Sharan Burrow: Equal Times is live!

Equal Times will bring you stories the mainstream media simply don’t cover, and give a real-life perspective on events and issues where established media simply follow the recipe set for them by corporations and high finance.

It will cover the struggles of working people for economic justice, decent jobs and safety at work; the real impacts of cuts to pensions, social protection and public services; and the fight for minimum wages and the rights to organise and bargain collectively.

Equal Times will put the spotlight on the perpetrators of injustice like the multinational companies who are richer than many nations but pay poverty wages, destroy the environment, repress workers’ rights and exploit local communities; or the countries which allow human trafficking and the oppression of migrant workers.

It will point the finger at laws and courts which fail to support women seeking redress against discrimination and violence, and expose the climate change sceptics and the neoliberal economists who don’t see or don’t care about the people behind their statistical models.

The digital freedom available today gives a great opportunity for working people, their families and their communities to have a global voice. Equal Times will feature daily news, opinion, a global blogging team, investigative journalism and a platform for people to act together against injustice.

It will include regular in-depth features, such as this month’s report on the constitutional coup in Paraguay, describing how the new government there is handing over vast resources to multinationals while failing to help the indigenous workers being used by the local Mennonite community as virtual slaves.

To make it the most read and most influential media publication we can, we need your help. We need you to participate and respond, post the things that stand out to you on your own Facebook page, comment on Equal Times blogs or send a tweet to friends and colleagues to get involved.

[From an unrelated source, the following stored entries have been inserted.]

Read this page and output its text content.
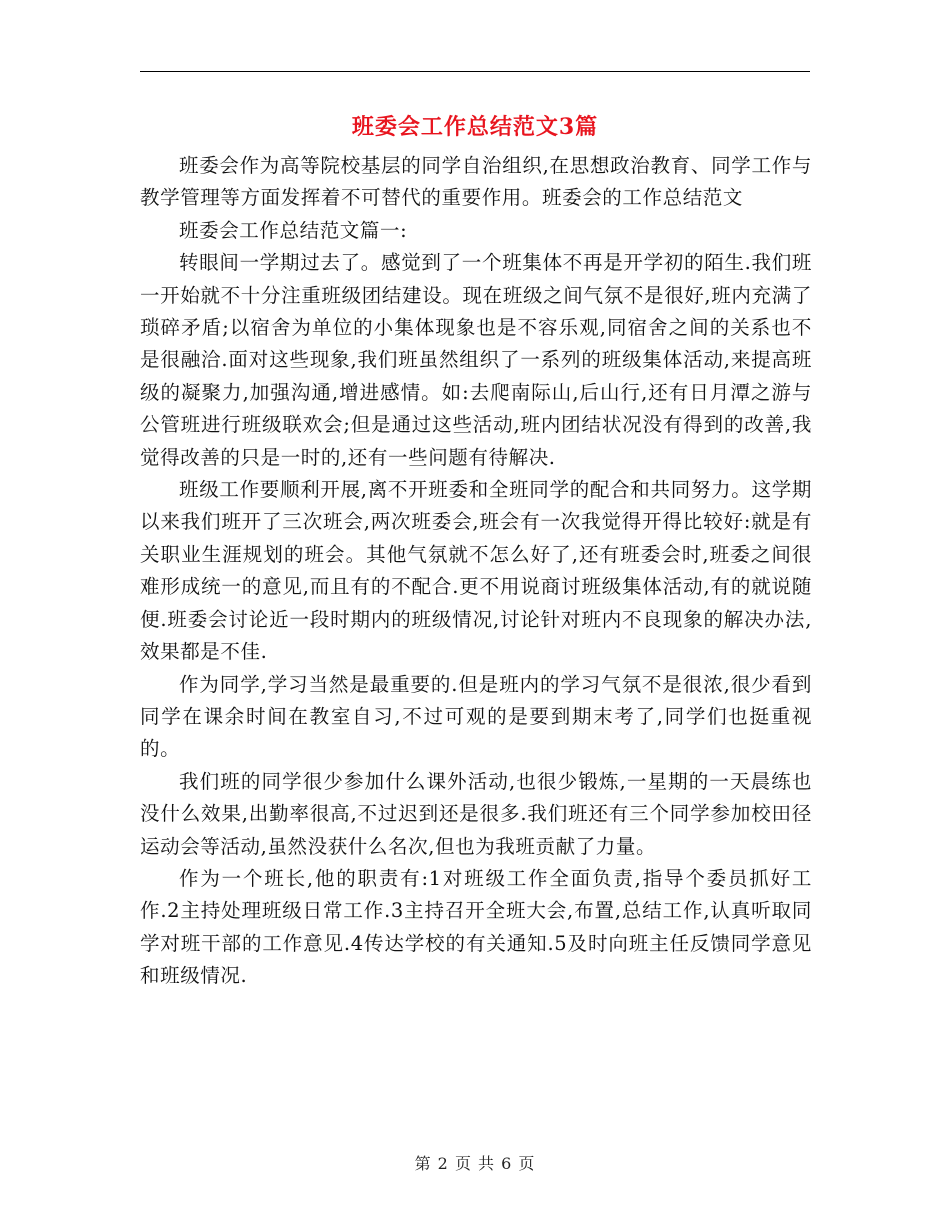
班委会工作总结范文3篇

班委会作为高等院校基层的同学自治组织,在思想政治教育、同学工作与教学管理等方面发挥着不可替代的重要作用。班委会的工作总结范文

班委会工作总结范文篇一:

转眼间一学期过去了。感觉到了一个班集体不再是开学初的陌生.我们班一开始就不十分注重班级团结建设。现在班级之间气氛不是很好,班内充满了琐碎矛盾;以宿舍为单位的小集体现象也是不容乐观,同宿舍之间的关系也不是很融洽.面对这些现象,我们班虽然组织了一系列的班级集体活动,来提高班级的凝聚力,加强沟通,增进感情。如:去爬南际山,后山行,还有日月潭之游与公管班进行班级联欢会;但是通过这些活动,班内团结状况没有得到的改善,我觉得改善的只是一时的,还有一些问题有待解决.

班级工作要顺利开展,离不开班委和全班同学的配合和共同努力。这学期以来我们班开了三次班会,两次班委会,班会有一次我觉得开得比较好:就是有关职业生涯规划的班会。其他气氛就不怎么好了,还有班委会时,班委之间很难形成统一的意见,而且有的不配合.更不用说商讨班级集体活动,有的就说随便.班委会讨论近一段时期内的班级情况,讨论针对班内不良现象的解决办法,效果都是不佳.

作为同学,学习当然是最重要的.但是班内的学习气氛不是很浓,很少看到同学在课余时间在教室自习,不过可观的是要到期末考了,同学们也挺重视的。

我们班的同学很少参加什么课外活动,也很少锻炼,一星期的一天晨练也没什么效果,出勤率很高,不过迟到还是很多.我们班还有三个同学参加校田径运动会等活动,虽然没获什么名次,但也为我班贡献了力量。

作为一个班长,他的职责有:1对班级工作全面负责,指导个委员抓好工作.2主持处理班级日常工作.3主持召开全班大会,布置,总结工作,认真听取同学对班干部的工作意见.4传达学校的有关通知.5及时向班主任反馈同学意见和班级情况.

第 2 页 共 6 页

Equal Times will also add value to the news. It will enable people to take action to achieve change, by hosting campaigns, petitions and other actions.

 

The first of these is “Qatar: Do the Right Thing – no World Cup without Labour Rights”. Over a million migrant workers from poorer countries, 94% of Qatar’s workforce, are building the facilities for the 2022 football World Cup. Is that country grateful for the labour of these workers who build, service and maintain the wealthy lifestyles of Qatari families?

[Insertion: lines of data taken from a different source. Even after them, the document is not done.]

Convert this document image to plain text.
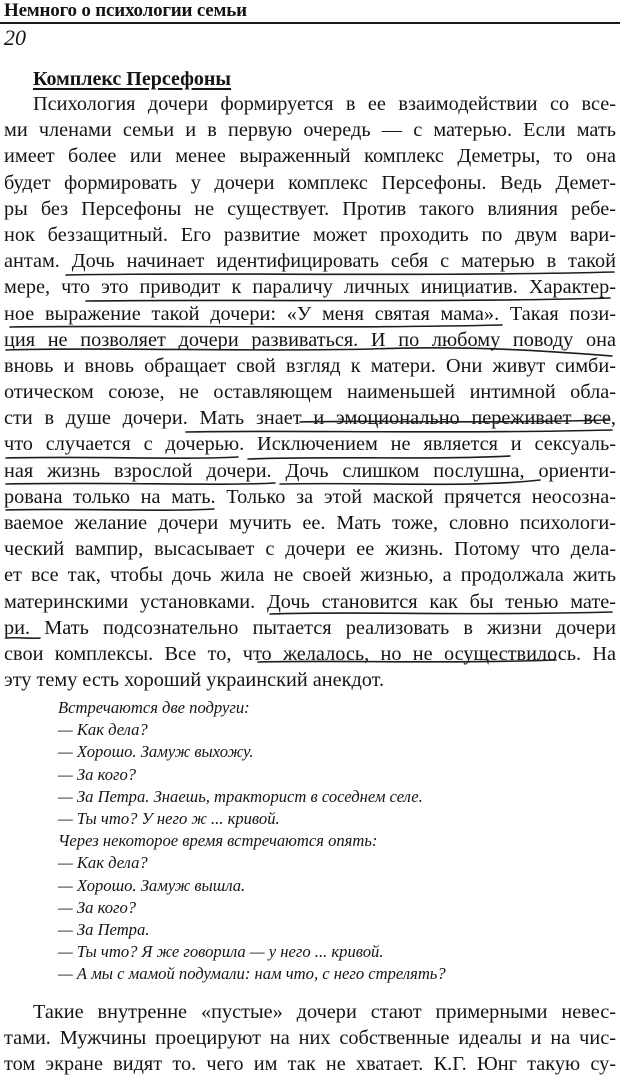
Немного о психологии семьи
20
Комплекс Персефоны
Психология дочери формируется в ее взаимодействии со все-
ми членами семьи и в первую очередь — с матерью. Если мать
имеет более или менее выраженный комплекс Деметры, то она
будет формировать у дочери комплекс Персефоны. Ведь Демет-
ры без Персефоны не существует. Против такого влияния ребе-
нок беззащитный. Его развитие может проходить по двум вари-
антам. Дочь начинает идентифицировать себя с матерью в такой
мере, что это приводит к параличу личных инициатив. Характер-
ное выражение такой дочери: «У меня святая мама». Такая пози-
ция не позволяет дочери развиваться. И по любому поводу она
вновь и вновь обращает свой взгляд к матери. Они живут симби-
отическом союзе, не оставляющем наименьшей интимной обла-
сти в душе дочери. Мать знает и эмоционально переживает все,
что случается с дочерью. Исключением не является и сексуаль-
ная жизнь взрослой дочери. Дочь слишком послушна, ориенти-
рована только на мать. Только за этой маской прячется неосозна-
ваемое желание дочери мучить ее. Мать тоже, словно психологи-
ческий вампир, высасывает с дочери ее жизнь. Потому что дела-
ет все так, чтобы дочь жила не своей жизнью, а продолжала жить
материнскими установками. Дочь становится как бы тенью мате-
ри. Мать подсознательно пытается реализовать в жизни дочери
свои комплексы. Все то, что желалось, но не осуществилось. На
эту тему есть хороший украинский анекдот.
Встречаются две подруги:
— Как дела?
— Хорошо. Замуж выхожу.
— За кого?
— За Петра. Знаешь, тракторист в соседнем селе.
— Ты что? У него ж ... кривой.
Через некоторое время встречаются опять:
— Как дела?
— Хорошо. Замуж вышла.
— За кого?
— За Петра.
— Ты что? Я же говорила — у него ... кривой.
— А мы с мамой подумали: нам что, с него стрелять?
Такие внутренне «пустые» дочери стают примерными невес-
тами. Мужчины проецируют на них собственные идеалы и на чис-
том экране видят то. чего им так не хватает. К.Г. Юнг такую су-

No, rather it is content with a system of 21st-century enslavement of workers. With little or no freedom of movement, no freedom of association or right to collectively bargain, low wages, unsafe workplaces and living arrangements akin to the worst slums in the world, there is no just reason why they should have been awarded the World Cup in 2022 by FIFA, the global football body.

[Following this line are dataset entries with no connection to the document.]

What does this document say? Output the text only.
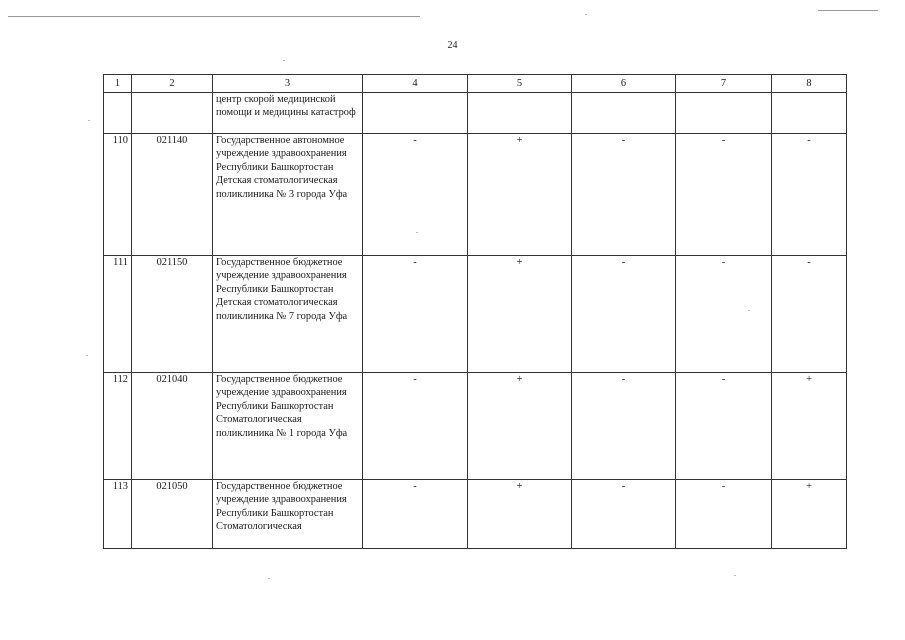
24
1	2	3	4	5	6	7	8
		центр скорой медицинской помощи и медицины катастроф					
110	021140	Государственное автономное учреждение здравоохранения Республики Башкортостан Детская стоматологическая поликлиника № 3 города Уфа	-	+	-	-	-
111	021150	Государственное бюджетное учреждение здравоохранения Республики Башкортостан Детская стоматологическая поликлиника № 7 города Уфа	-	+	-	-	-
112	021040	Государственное бюджетное учреждение здравоохранения Республики Башкортостан Стоматологическая поликлиника № 1 города Уфа	-	+	-	-	+
113	021050	Государственное бюджетное учреждение здравоохранения Республики Башкортостан Стоматологическая	-	+	-	-	+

The construction contracts for the World Cup facilities are being let to some of the largest construction companies in the world; companies that would not dare to treat their workers in this way in their home countries. Unless there is real change, more workers will be sent home to countries like Nepal and India in coffins than players who will play in the very stadia the workers have built!

It is unacceptable that bodies like FIFA or the International Olympic Committee could even consider awarding global sporting events to countries that defy international labour standards so that they can capture enormous wealth off the back of impoverished labour. Unions globally plan to do everything we can to see freedom of association, fundamental rights, fair wages and safe work for these workers - and you can help. You can give your support to these exploited migrants by joining the Qatar campaign.

This is just one of the areas of injustice we can tackle with you. I hope Equal Times will inform you, motivate you to help us build a community of committed activists and live up to its name to help generate greater equity, rights and social and environmental justice.

 

Equal Times is more than a name; it’s an ambition for a better world we can all help to shape.